One of the show’s best assets is its incredible cast that
brings the story to life in a way that makes the audience feel as if they are
watching the real thing unfold. The Act stars Joey King as Gypsy Rose
Blanchard, a young bald-headed girl with a list of medical issues as long as
her arm, propped up by a wheelchair she doesn’t need and charitable donations
from Make-A-Wish and her doting mother who never seems to let her out of her
sight.
A far cry from her
previous roles as a late blooming teenager in The Kissing Booth film series, it
is no wonder King was nominated for both a Primetime Emmy Award and Golden Globe Award for her
role in The Act – the 21 year old actress embodies the real life Gypsy Rose in
an eerily perfect fashion, nailing the squeaky helium-esque voice and innocent acceptance
of her mother’s authority that she is iconic for.
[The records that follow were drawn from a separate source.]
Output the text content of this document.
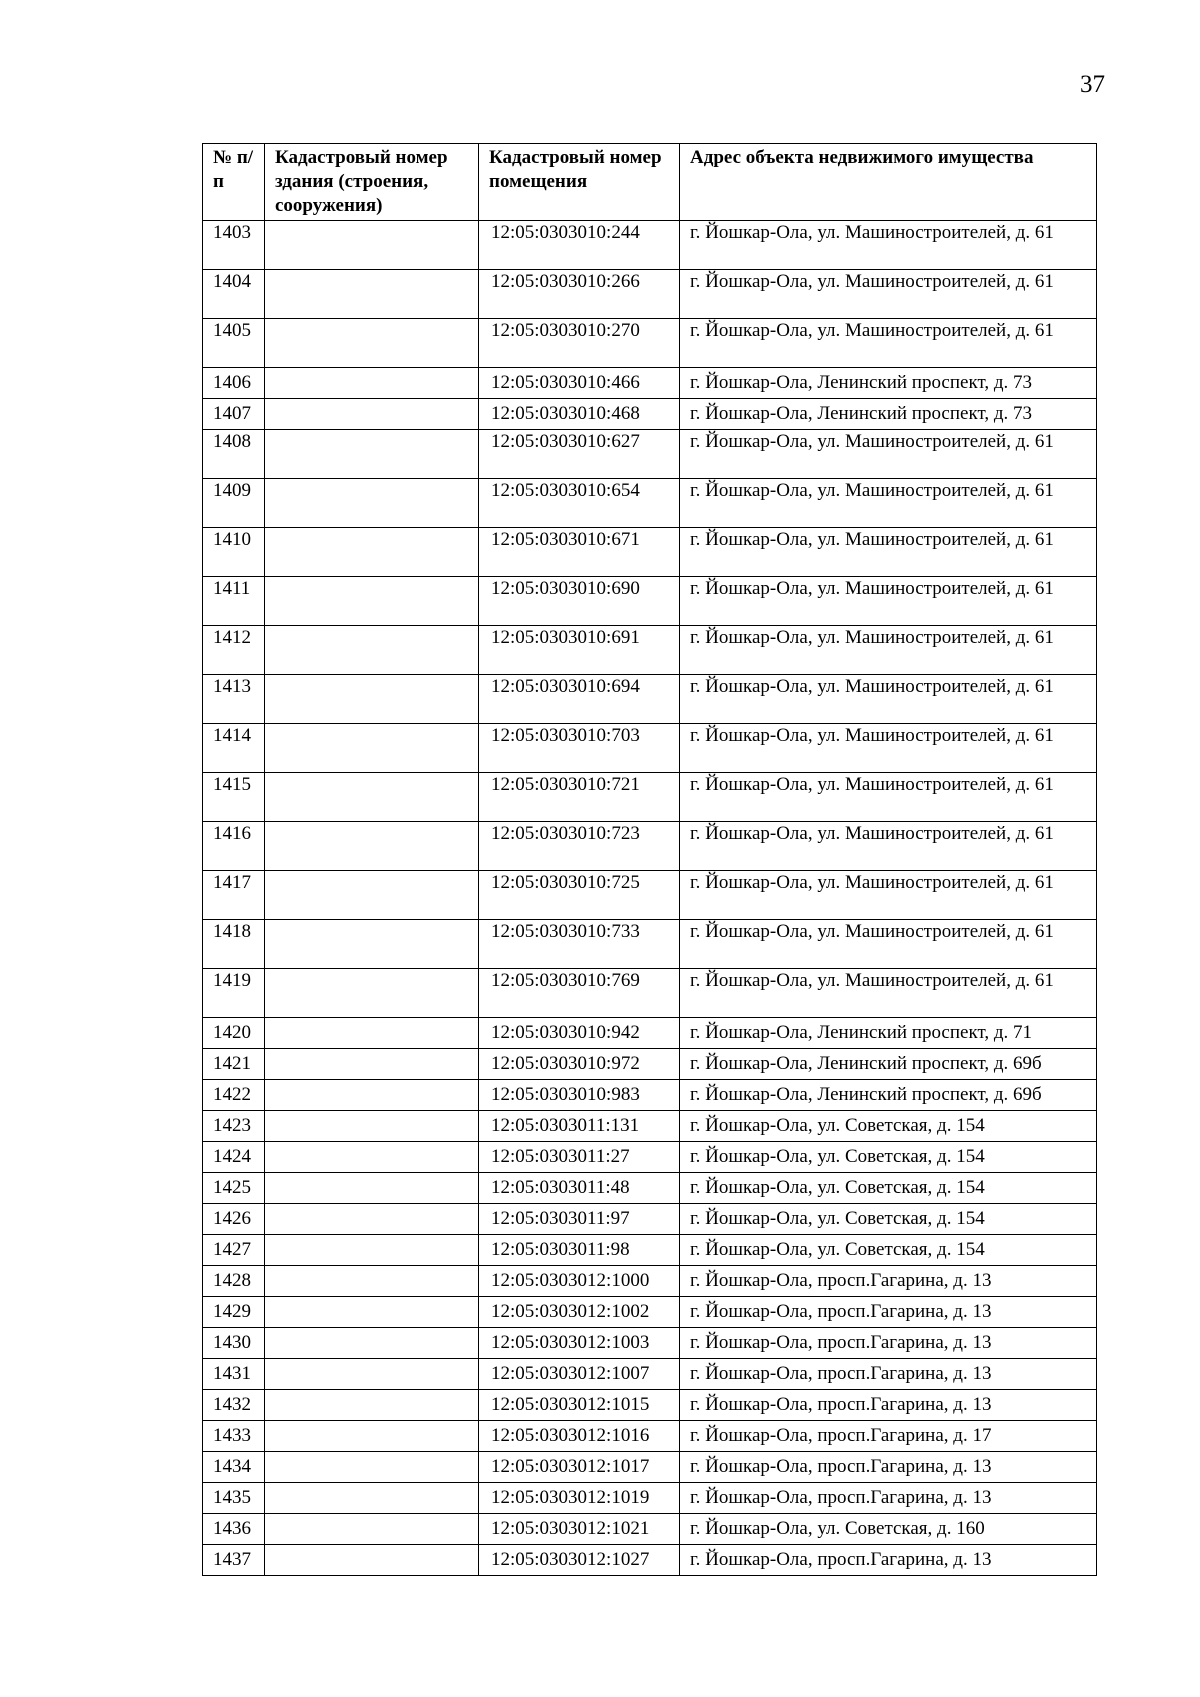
37
№ п/п	Кадастровый номер здания (строения, сооружения)	Кадастровый номер помещения	Адрес объекта недвижимого имущества
1403		12:05:0303010:244	г. Йошкар-Ола, ул. Машиностроителей, д. 61
1404		12:05:0303010:266	г. Йошкар-Ола, ул. Машиностроителей, д. 61
1405		12:05:0303010:270	г. Йошкар-Ола, ул. Машиностроителей, д. 61
1406		12:05:0303010:466	г. Йошкар-Ола, Ленинский проспект, д. 73
1407		12:05:0303010:468	г. Йошкар-Ола, Ленинский проспект, д. 73
1408		12:05:0303010:627	г. Йошкар-Ола, ул. Машиностроителей, д. 61
1409		12:05:0303010:654	г. Йошкар-Ола, ул. Машиностроителей, д. 61
1410		12:05:0303010:671	г. Йошкар-Ола, ул. Машиностроителей, д. 61
1411		12:05:0303010:690	г. Йошкар-Ола, ул. Машиностроителей, д. 61
1412		12:05:0303010:691	г. Йошкар-Ола, ул. Машиностроителей, д. 61
1413		12:05:0303010:694	г. Йошкар-Ола, ул. Машиностроителей, д. 61
1414		12:05:0303010:703	г. Йошкар-Ола, ул. Машиностроителей, д. 61
1415		12:05:0303010:721	г. Йошкар-Ола, ул. Машиностроителей, д. 61
1416		12:05:0303010:723	г. Йошкар-Ола, ул. Машиностроителей, д. 61
1417		12:05:0303010:725	г. Йошкар-Ола, ул. Машиностроителей, д. 61
1418		12:05:0303010:733	г. Йошкар-Ола, ул. Машиностроителей, д. 61
1419		12:05:0303010:769	г. Йошкар-Ола, ул. Машиностроителей, д. 61
1420		12:05:0303010:942	г. Йошкар-Ола, Ленинский проспект, д. 71
1421		12:05:0303010:972	г. Йошкар-Ола, Ленинский проспект, д. 69б
1422		12:05:0303010:983	г. Йошкар-Ола, Ленинский проспект, д. 69б
1423		12:05:0303011:131	г. Йошкар-Ола, ул. Советская, д. 154
1424		12:05:0303011:27	г. Йошкар-Ола, ул. Советская, д. 154
1425		12:05:0303011:48	г. Йошкар-Ола, ул. Советская, д. 154
1426		12:05:0303011:97	г. Йошкар-Ола, ул. Советская, д. 154
1427		12:05:0303011:98	г. Йошкар-Ола, ул. Советская, д. 154
1428		12:05:0303012:1000	г. Йошкар-Ола, просп.Гагарина, д. 13
1429		12:05:0303012:1002	г. Йошкар-Ола, просп.Гагарина, д. 13
1430		12:05:0303012:1003	г. Йошкар-Ола, просп.Гагарина, д. 13
1431		12:05:0303012:1007	г. Йошкар-Ола, просп.Гагарина, д. 13
1432		12:05:0303012:1015	г. Йошкар-Ола, просп.Гагарина, д. 13
1433		12:05:0303012:1016	г. Йошкар-Ола, просп.Гагарина, д. 17
1434		12:05:0303012:1017	г. Йошкар-Ола, просп.Гагарина, д. 13
1435		12:05:0303012:1019	г. Йошкар-Ола, просп.Гагарина, д. 13
1436		12:05:0303012:1021	г. Йошкар-Ола, ул. Советская, д. 160
1437		12:05:0303012:1027	г. Йошкар-Ола, просп.Гагарина, д. 13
It is this, paired with a gripping
script that delves into the double life of Gypsy Rose -- infantilized, Disney
princess-dress wearing girl with the cognitive abilities of a seven-year-old by
day and rainbow-wig-wearing BDSM loving woman with an online boyfriend at night
-- that King perfectly executes.
Patricia Arquette
who plays Dee Dee adds depth, her performance as over-protective mother intent
on keeping her daughter all to herself creating a palpable tension in every scene
that builds until Gypsy finally has enough of sneaking out to get the sugar
fixes her mother denies her of (claiming she is allergic) and the physical
abuse that leaves Gypsy disfigured and toothless much to Arquette’s Dee Dee’s
unnervingly calm satisfaction, and Gypsy’s plan to escape her mother’s grasp once
and for all begins to unravel manically across the eight-episode series.
Although the
pacing tends to lag at times, and moments of inaccuracy such as the close
relationship between the Blanchard’s and their neighbours seemingly added for drama
factor threaten the austerity of the show at times, “The Act” really does live
up to its name, portraying the true “act” a young woman was forced to live by
her mother for 23 years that no Wikipedia article or real-life-murder trial
could ever capture with such a gripping and moral-tearing realism.